Thanks to the world of mobiles, sleeker laptops and tablets, use cases of Wi-Fi and Bluetooth being used simultaneous are becoming very common now. This interaction takes a look at the broad trends in the wireless communication technology. Rajiv Kapur, managing director, Broadcom India, speaks with Dilin Anand of EFY
Q. Broadcom recently released chips for 5G Wi-Fi and Bluetooth Smart. Should the designer of an Internet of Things (IoT) product consider a single standard wireless chip or a multi-standard one?
A. Not only are these sleek devices becoming thinner and smaller, you can no longer take the radio of both, keep it separate and shield it from each other. Also, no longer are these being used one at a time; these are being used simultaneously. That means you are on a Bluetooth headset while you are also streaming something on Wi-Fi.
What chip vendors like us have done to stay ahead is to integrate Wi-Fi and Bluetooth on the same silicon and invest in the radio frequency (RF) side to make the co-existence simultaneous and non-interfering. While integration makes additional features cheaper, a key point remains that you only take what you need. The IoT application decides whether you need one or two or more connectivity solutions.
Q. What drives adoption of near field communication technology (NFC) in consumer electronics space?
A. NFC was earlier misunderstood to be a payments topic. There is another use case of NFC, which is called tap-and-share or tap-and-pair.
Consider the following: I take my phone and tap it on my TV, and this simple tapping helps pair the two devices, instead of the complexity of Bluetooth pairing.
Q. How is this technology shaping up for the automotive market?
A. The reason it is now playing a role in automotive is because of mobiles that are starting to adopt NFC. Computers and mobiles have picked up Wi-Fi and Bluetooth and are now starting to pick up NFC.
It is hard for other devices to ignore the fact that these will have to communicate with a mobile or a computer. So, the de facto standard will be one of these three. And automotive is picking NFC because an automobile can have multiple people sitting in it and NFC is more convenient.
Q. What exciting trends do you see in connected cars?
A. The most interesting trend is the whole universe of Ethernet that had previously been outside the car. There is a lot happening based on Ethernet, which includes video surveillance, video conferencing, audio streaming and data movement, among others.
The purpose is to leverage the universe of Ethernet to give better vehicles. For example, the rear camera can be an Ethernet based camera.
We actually invented how Ethernet can be distributed over thin cables. It is a standard now but we invented it.
Q. Any other emerging trends you see in wireless communication technology?
A. Technology has been simplified enough to make it implementable by everybody. For example, when Nike first came out with the shoe that has Bluetooth talking to your iPhone, they came to us because this was a use case implementation that required us to invest in making sure it worked. We are constantly implementing improved solutions—sometimes in software and sometimes hardware—to keep evolving the use of that technology.

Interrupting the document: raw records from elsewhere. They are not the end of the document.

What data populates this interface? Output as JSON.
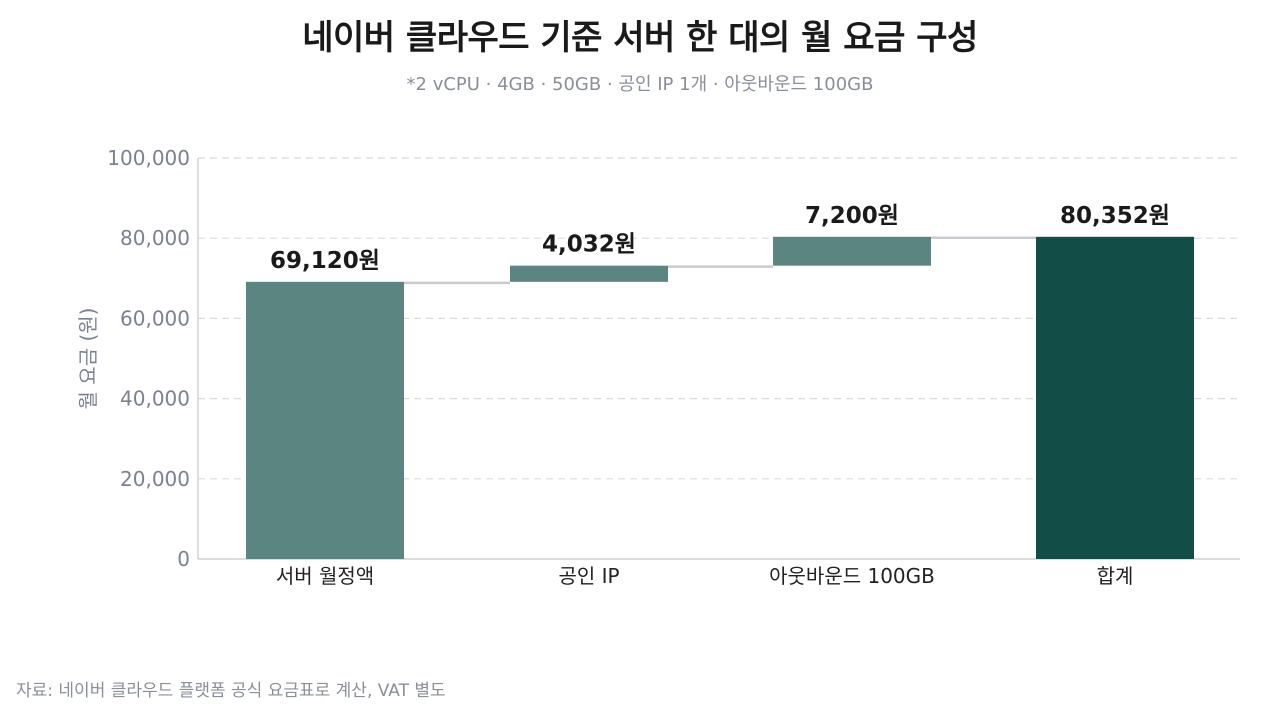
{
  "chart_data": {
    "type": "waterfall",
    "title": "네이버 클라우드 기준 서버 한 대의 월 요금 구성",
    "subtitle": "*2 vCPU · 4GB · 50GB · 공인 IP 1개 · 아웃바운드 100GB",
    "ylabel": "월 요금 (원)",
    "xlabel": "",
    "ylim": [
      0,
      100000
    ],
    "yticks": [
      0,
      20000,
      40000,
      60000,
      80000,
      100000
    ],
    "ytick_labels": [
      "0",
      "20,000",
      "40,000",
      "60,000",
      "80,000",
      "100,000"
    ],
    "grid": "horizontal dashed",
    "categories": [
      "서버 월정액",
      "공인 IP",
      "아웃바운드 100GB",
      "합계"
    ],
    "values": [
      69120,
      4032,
      7200,
      80352
    ],
    "kinds": [
      "increase",
      "increase",
      "increase",
      "total"
    ],
    "data_labels": [
      "69,120원",
      "4,032원",
      "7,200원",
      "80,352원"
    ],
    "colors": {
      "increase": "#5b8580",
      "total": "#124d48",
      "connector": "#c9cccf",
      "grid": "#d8dbe0",
      "axis": "#c5c9ce"
    }
  },
  "source": "자료: 네이버 클라우드 플랫폼 공식 요금표로 계산, VAT 별도"
}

The IoT is a great example. We are pushing Bluetooth and Wi-Fi standards and implementations to be IoT friendly, to consume lower power and be easier to use.

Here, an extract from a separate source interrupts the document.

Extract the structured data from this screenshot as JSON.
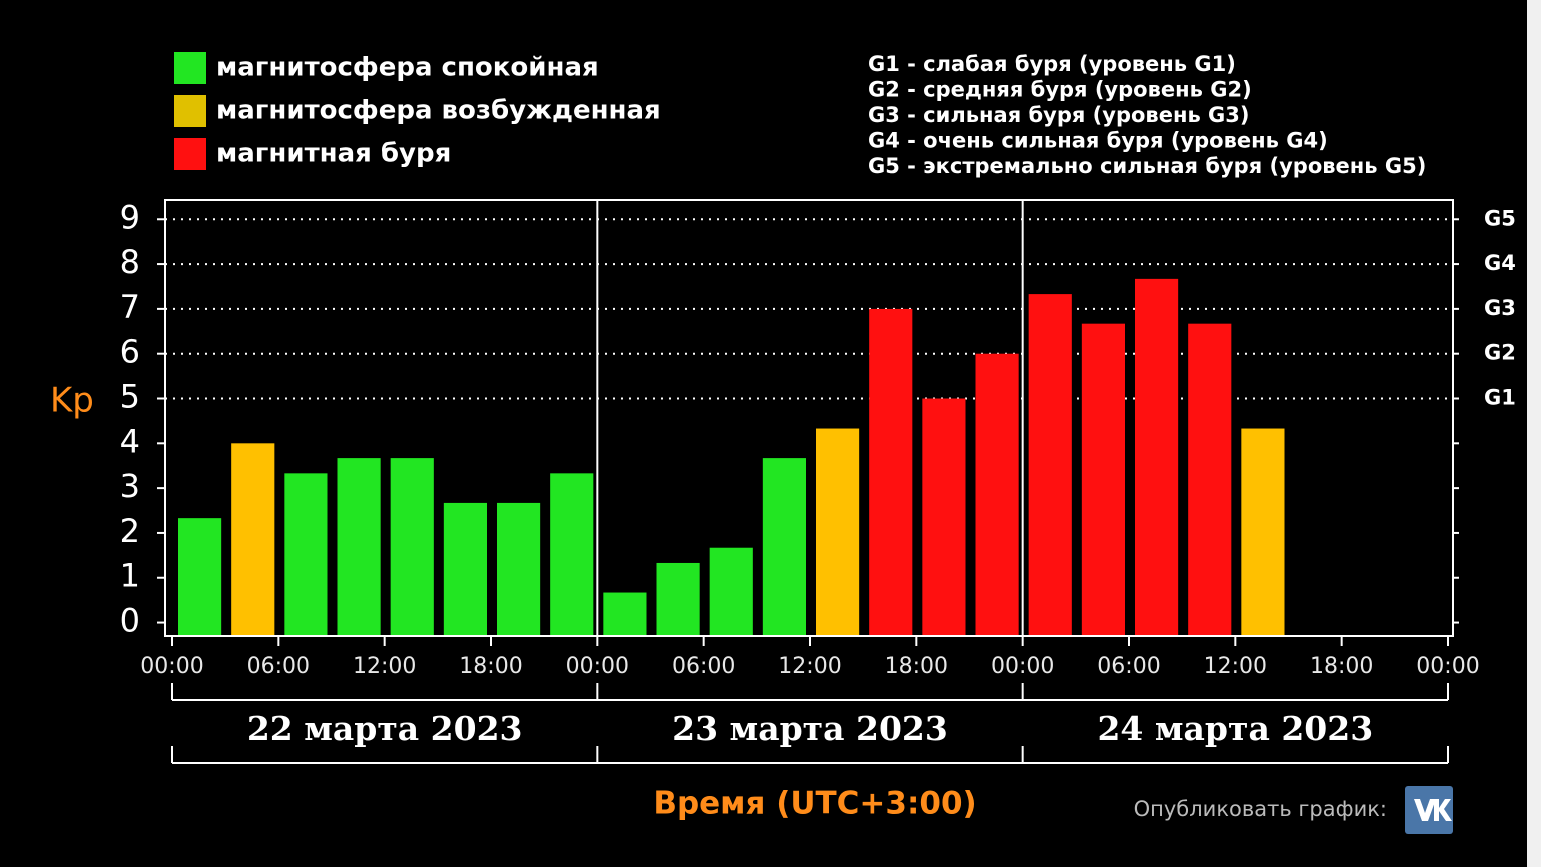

Q. What is holding back the telecommunications tower technology in India?
A. Mobile backhaul is one of the weaker links. You can throw more users at the base transceiver station (BTS) and upgrade the BTS accordingly so as to not hit any bottlenecks. In India, 90 per cent of mobile towers are still connected wirelessly. If you can wire-connect it, the capacity is high, and it is not the bottleneck anymore. But there is a limit to how much you can connect with wire.
We keep complaining about call drops. This is actually one of the resulting effects of bottlenecks. It depends on implementation and in our case, a higher-capacity backhaul is needed.